Chaque piste de réforme repose sur huit principes : assurer l’avenir financier de nos pensions, l’équité et la cohésion sociale, l’assurance et l’universalité, la continuité des pensions, la simplicité et la transparence, la flexibilité des règles, un équilibre entre le freinage des prestations et le recours à des recette additionnelles et tenir compte de l’imprévisibilité des évolutions futures. Selon Muriel Bouchet, elles ont vocation à s’appliquer au régime général et aux régimes spéciaux (Etat, communes, CFL) avec une entrée en vigueur en janvier 2027.
Economiser des noisettes sur le dos des plus riches
La première d’entre elles a été nommée « réforme Ecureuil ». Elle se base sur le préfinancement, privilégie l’épargne (d’où son nom) et vise la « restauration » de l’équilibre financier à moyen terme du régime général des pensions, tout en intégrant des mesures sociales. A titre d’exemple, l’allocation de fin d’année versée à tous les pensionnés serait limitée en 2027 pour les grosses pensions. Mais ce qu’il faut retenir, c’est que la progression future de la pension moyenne serait freinée pour réaliser des économies, tout en préservant les petites pensions et en « écrémant » les plus élevées. S’ajouterait une prise en charge par l’État des frais administratifs de la Caisse nationale d’assurance-pension (CNAP) et du côté des recettes, une hausse de la cotisation dépendance. Cela permettrait à l’État de financer un accroissement de ses transferts vers le régime général. Cette réforme est constituée de différentes « briques » comme des Lego qui peuvent être assemblées selon les besoins rencontrés.


Des accents sociaux
La deuxième piste reprend les principes de la « réforme Ecureuil » sauf qu’elle prend des « accents sociaux ». En clair : la pension minimum est augmentée de 10 % afin d’après Muriel Bouchet « de diminuer le risque de pauvreté des personnes âgées et de réduire le fossé de pension entre homme et femme ». Il y aurait aussi un déplafonnement partiel de la base contributive. La tranche du revenu cotisable dépassant les 13 189 euros serait désormais soumise aux cotisations de pension à un taux global de 9 % (contre un taux normal de trois fois 8%). Les économies sont moindres que celles de la réforme Ecureuil. Cependant, le scenario aboutit à une « meilleure situation pour les pensionnés à revenu modeste que le système actuel ».

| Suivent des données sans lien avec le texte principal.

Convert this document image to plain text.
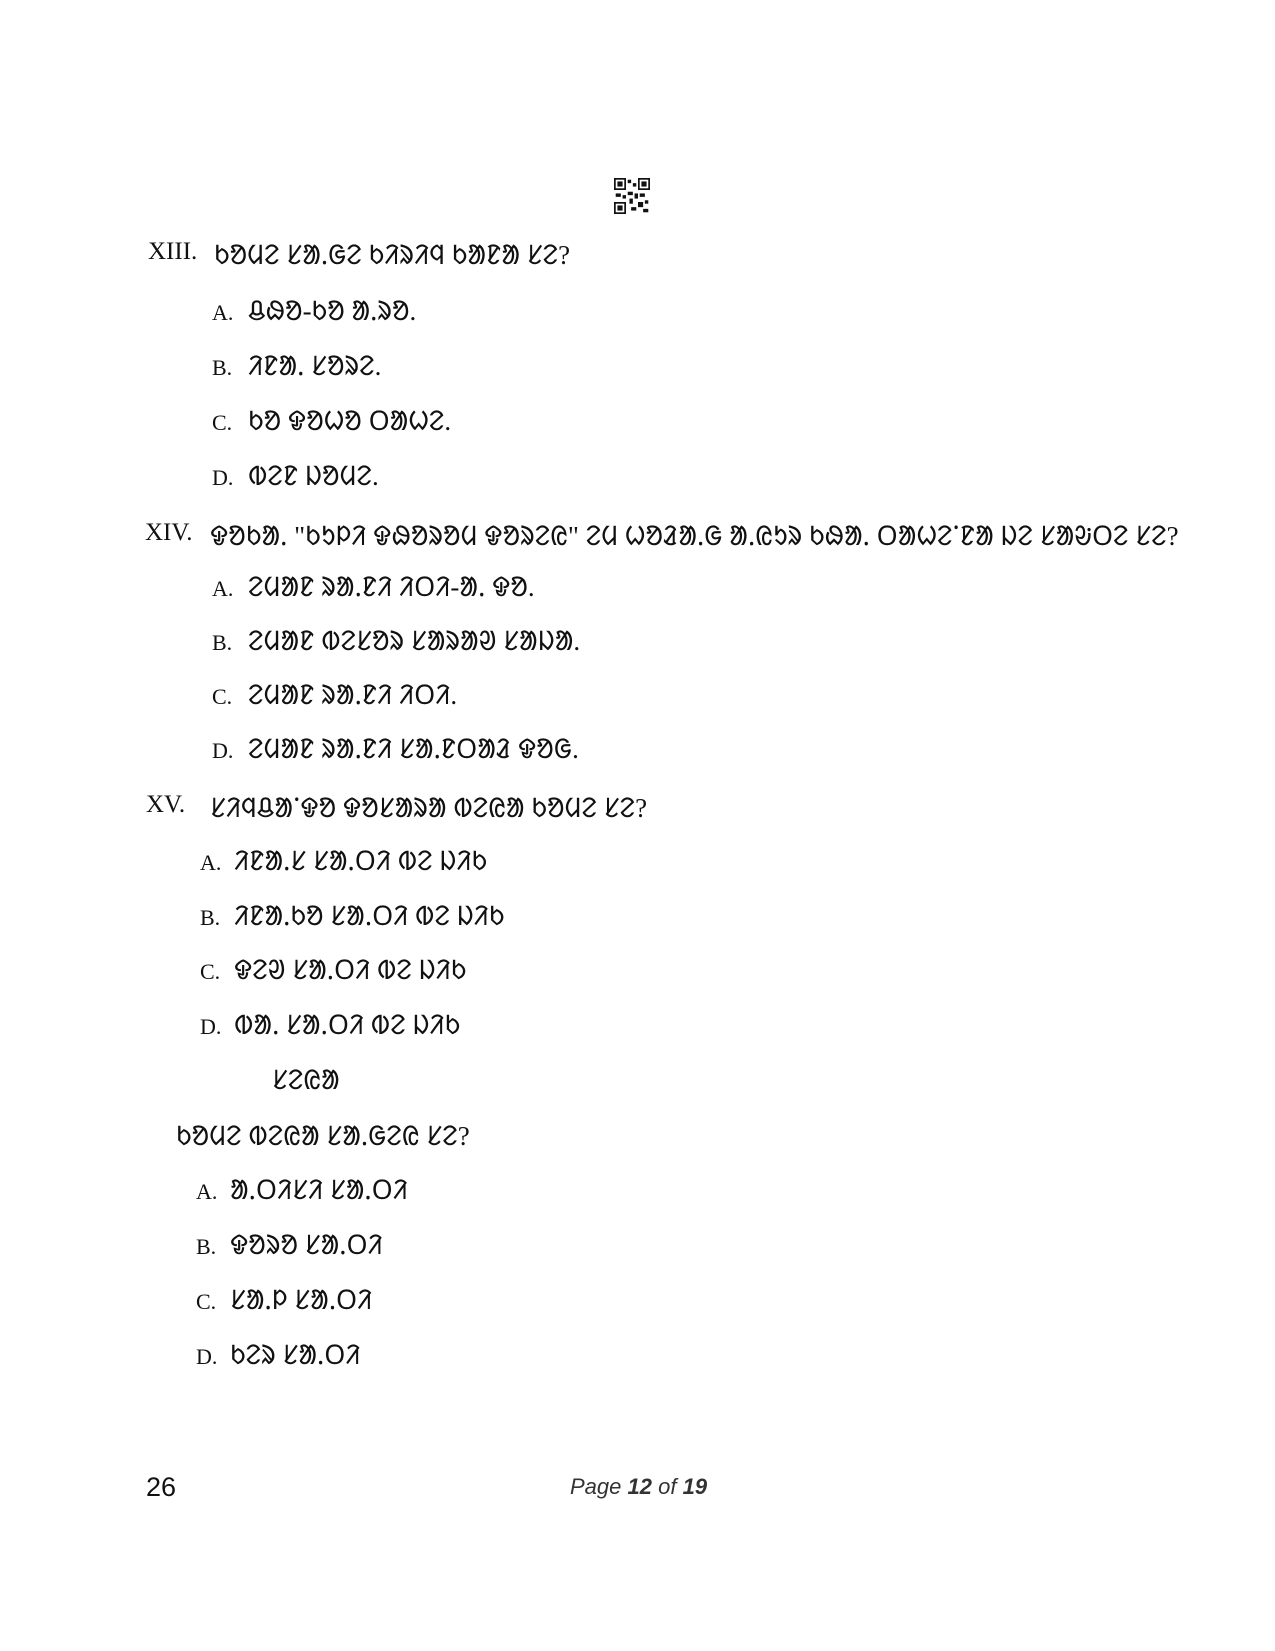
XIII. ᱠᱚᱢᱮ ᱥᱟᱹᱜᱮ ᱠᱤᱨᱤᱧ ᱠᱟᱱᱟ ᱥᱮ?
A. ᱪᱷᱚ-ᱠᱚ ᱟᱹᱨᱚ.
B. ᱤᱱᱟᱹ ᱥᱚᱨᱮ.
C. ᱠᱚ ᱫᱚᱦᱚ ᱛᱟᱦᱮ.
D. ᱵᱮᱱ ᱡᱚᱢᱮ.
XIV. ᱫᱚᱠᱟᱹ "ᱠᱩᱞᱤ ᱫᱷᱚᱨᱚᱢ ᱫᱚᱨᱮᱭ" ᱮᱢ ᱦᱚᱲᱟᱹᱜ ᱟᱹᱭᱩᱨ ᱠᱷᱟᱹ ᱛᱟᱦᱮᱸᱱᱟ ᱡᱮ ᱥᱟᱶᱛᱮ ᱥᱮ?
A. ᱮᱢᱟᱱ ᱨᱟᱹᱱᱤ ᱤᱛᱤ-ᱟᱹ ᱫᱚ.
B. ᱮᱢᱟᱱ ᱵᱮᱥᱚᱨ ᱥᱟᱨᱟᱣ ᱥᱟᱡᱟ.
C. ᱮᱢᱟᱱ ᱨᱟᱹᱱᱤ ᱤᱛᱤ.
D. ᱮᱢᱟᱱ ᱨᱟᱹᱱᱤ ᱥᱟᱹᱱᱛᱟᱲ ᱫᱚᱜ.
XV. ᱥᱤᱧᱪᱟᱸᱫᱚ ᱫᱚᱥᱟᱨᱟ ᱵᱮᱭᱟ ᱠᱚᱢᱮ ᱥᱮ?
A. ᱤᱱᱟᱹᱥ ᱥᱟᱹᱛᱤ ᱵᱮ ᱡᱤᱠ
B. ᱤᱱᱟᱹᱠᱚ ᱥᱟᱹᱛᱤ ᱵᱮ ᱡᱤᱠ
C. ᱫᱮᱣ ᱥᱟᱹᱛᱤ ᱵᱮ ᱡᱤᱠ
D. ᱵᱟᱹ ᱥᱟᱹᱛᱤ ᱵᱮ ᱡᱤᱠ
ᱥᱮᱭᱟ
ᱠᱚᱢᱮ ᱵᱮᱭᱟ ᱥᱟᱹᱜᱮᱭ ᱥᱮ?
A. ᱟᱹᱛᱤᱥᱤ ᱥᱟᱹᱛᱤ
B. ᱫᱚᱨᱚ ᱥᱟᱹᱛᱤ
C. ᱥᱟᱹᱞ ᱥᱟᱹᱛᱤ
D. ᱠᱮᱨ ᱥᱟᱹᱛᱤ
26	Page 12 of 19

Réformer selon l’espérance de vie
La troisième hypothèse étant de tenir compte de la hausse de l’espérance de vie. Elle propose d’augmenter l’âge effectif de départ à la retraite en indexant les âges (57, 60 et 65 ans) au nombre d’année cotisées (40 ans) à l’espérance de vie de 60 ans. Elle instaurerait un bonus à celles et ceux qui travailleront encore un peu avant de profiter de leur nouvelle vie. De plus, elle s’accompagnerait pour les futurs pensionnés de « l’intégration à la formule de calcul des pensions d’un coefficient de longévité qui viendrait atténuer la hausse ‘spontanée’ du montant moyen des pensions dû à l’accroissement de la durée de cotisation ». Un rééquilibrage entre la durée de vie active et celle à la retraite résultant de cette réforme permettait de « préserver davantage le pouvoir d’achat des pensionnés ». Néanmoins, il est toujours possible que le montant de la pension baisse. Cela dépendra, entre autres, du contexte socio-économique du pays dans les années à venir.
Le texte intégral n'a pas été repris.